Hershel Woodrow “Woody” Williams, of Ona, a veteran of World War II, is the second oldest living recipient of the Medal of Honor.
“He’s 96,” Williams said of the oldest recipient. “I’m a mere 94.”
Williams, who fought in the Battle of Guadalcanal and in Guam, was honored for his actions as a Marine in the Battle of Iwo Jima.
His only cover was from riflemen, and, Williams, armed with a flamethrower, destroyed several Japanese machine gun pillboxes, which opened a gap in the enemy defenses and allowed U.S. forces to move forward.
Williams told the students about the process by which he received the medal, though he said there are likely many who should be honored, whose stories are not known.
“Many times, an individual did something, but there are no witnesses,” he said.
Williams shared his philosophy with the students.
“I believe that circumstances shape our lives,” he said. “All of us are going to be in some circumstances. There was some circumstance that got you here, to this school. The values you have may not have been, had you not been in a certain circumstance.”
Williams said the circumstance of receiving the Medal of Honor changed him.
“It was put around my neck by President Harry Truman,” he said. “And I was wondering – I’m a farm boy. What am I doing here on the White House lawn, meeting the president, shaking like a leaf?”
Williams said his life was never the same.
“I then represented something else. I also represented the two Marines who gave their life to save mine,” he said.
Williams said his values were also shaped by a teacher in his youth, who taught him “to appreciate freedom.”
“The one thing she taught me that stuck with me is that I was one of the most fortunate people to be born in America,” he said.
He encouraged students to be part of something greater, in whatever form that may take.
“We’re not all suited for the same thing,” he said. “If everyone is interested in the military, what will everyone else be doing?” he said.
Williams said when he entered the military, he didn’t know of Japan.
“I also didn’t know of the Pacific. I’d heard of the Atlantic Ocean, because I was taught in school that a famous ship had sunk in it,” he said. “But the Pacific Ocean? I didn’t know we had one, but I ended up in it.”
Williams told the students that they honored him by just letting him come to speak.

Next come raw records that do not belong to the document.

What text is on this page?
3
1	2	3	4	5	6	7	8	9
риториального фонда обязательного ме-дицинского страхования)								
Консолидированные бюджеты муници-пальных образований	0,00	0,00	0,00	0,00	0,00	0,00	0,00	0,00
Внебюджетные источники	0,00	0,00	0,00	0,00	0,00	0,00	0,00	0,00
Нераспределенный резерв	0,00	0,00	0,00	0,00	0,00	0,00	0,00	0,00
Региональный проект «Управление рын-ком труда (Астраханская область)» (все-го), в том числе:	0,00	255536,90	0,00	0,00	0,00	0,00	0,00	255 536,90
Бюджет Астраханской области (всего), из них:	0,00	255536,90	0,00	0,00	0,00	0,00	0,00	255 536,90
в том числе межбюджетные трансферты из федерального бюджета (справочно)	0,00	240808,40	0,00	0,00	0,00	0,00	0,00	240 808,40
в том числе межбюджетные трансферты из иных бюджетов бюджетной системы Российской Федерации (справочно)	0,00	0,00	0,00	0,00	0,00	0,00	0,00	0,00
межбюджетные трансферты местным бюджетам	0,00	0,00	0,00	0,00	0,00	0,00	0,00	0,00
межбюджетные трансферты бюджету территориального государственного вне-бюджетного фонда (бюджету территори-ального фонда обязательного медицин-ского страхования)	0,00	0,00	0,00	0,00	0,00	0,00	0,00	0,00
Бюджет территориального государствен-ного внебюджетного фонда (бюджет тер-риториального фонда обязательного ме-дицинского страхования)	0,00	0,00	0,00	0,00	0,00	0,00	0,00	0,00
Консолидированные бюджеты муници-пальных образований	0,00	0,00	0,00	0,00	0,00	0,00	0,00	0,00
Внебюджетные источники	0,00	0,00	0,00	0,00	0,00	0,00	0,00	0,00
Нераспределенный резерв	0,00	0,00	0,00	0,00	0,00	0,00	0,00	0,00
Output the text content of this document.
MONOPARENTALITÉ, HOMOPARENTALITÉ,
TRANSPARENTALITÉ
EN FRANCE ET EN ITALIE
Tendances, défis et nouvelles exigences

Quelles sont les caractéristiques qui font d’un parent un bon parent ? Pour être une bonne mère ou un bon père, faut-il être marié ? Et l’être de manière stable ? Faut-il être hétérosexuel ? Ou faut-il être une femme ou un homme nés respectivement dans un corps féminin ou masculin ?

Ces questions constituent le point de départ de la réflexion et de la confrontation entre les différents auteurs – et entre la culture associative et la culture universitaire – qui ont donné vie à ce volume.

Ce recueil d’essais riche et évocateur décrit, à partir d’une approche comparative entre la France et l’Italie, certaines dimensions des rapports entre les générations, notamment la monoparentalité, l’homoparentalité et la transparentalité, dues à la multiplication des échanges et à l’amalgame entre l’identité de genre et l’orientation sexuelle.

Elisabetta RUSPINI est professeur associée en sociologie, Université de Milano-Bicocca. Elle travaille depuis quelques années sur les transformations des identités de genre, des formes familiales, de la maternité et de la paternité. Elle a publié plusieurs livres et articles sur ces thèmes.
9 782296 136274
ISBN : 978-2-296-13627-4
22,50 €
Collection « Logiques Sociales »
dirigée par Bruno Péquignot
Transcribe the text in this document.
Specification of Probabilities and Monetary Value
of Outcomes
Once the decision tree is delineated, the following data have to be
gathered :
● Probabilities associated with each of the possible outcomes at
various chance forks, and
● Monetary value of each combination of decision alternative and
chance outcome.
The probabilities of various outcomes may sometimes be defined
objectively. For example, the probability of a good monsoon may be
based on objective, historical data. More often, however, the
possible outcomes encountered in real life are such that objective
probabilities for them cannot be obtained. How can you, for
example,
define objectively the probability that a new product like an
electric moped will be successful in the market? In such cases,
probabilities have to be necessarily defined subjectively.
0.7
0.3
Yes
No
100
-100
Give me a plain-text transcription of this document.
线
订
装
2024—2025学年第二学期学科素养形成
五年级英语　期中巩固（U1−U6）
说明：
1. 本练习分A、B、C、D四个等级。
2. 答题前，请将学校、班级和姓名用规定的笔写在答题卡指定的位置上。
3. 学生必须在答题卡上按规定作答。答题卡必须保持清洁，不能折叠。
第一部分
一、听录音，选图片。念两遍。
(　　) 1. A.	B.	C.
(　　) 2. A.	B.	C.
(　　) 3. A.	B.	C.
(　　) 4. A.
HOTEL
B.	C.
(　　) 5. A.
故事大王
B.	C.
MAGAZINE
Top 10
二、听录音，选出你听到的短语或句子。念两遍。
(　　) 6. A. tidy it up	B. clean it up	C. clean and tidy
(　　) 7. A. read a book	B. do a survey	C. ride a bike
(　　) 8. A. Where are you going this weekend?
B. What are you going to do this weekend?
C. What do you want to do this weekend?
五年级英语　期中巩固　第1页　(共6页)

Jayshree Shah, the school’s director, told him it was an honor for the school to have him.
“There’s a lesson to be learned,” she told the students, following his talk. “He talked about circumstances. Think about your circumstances and take advantage of the positive and not the negative.”
Williams’ visit came about through the efforts of Paul Sites, who has two daughters attending the STEM+M school. He said he first met Williams when he started in the military in 1994 and the two have stayed in touch.
“He shows that anybody can be anything,” Sites said. “He didn’t set out to do this. He did what he felt was right.”
Williams said he hoped his talk would convey to the students what they have as Americans and inspire them in “some way to contribute to their country and make it better.”
“These are some of the brightest students,” he said. “They’re going to be leaders in America someday.”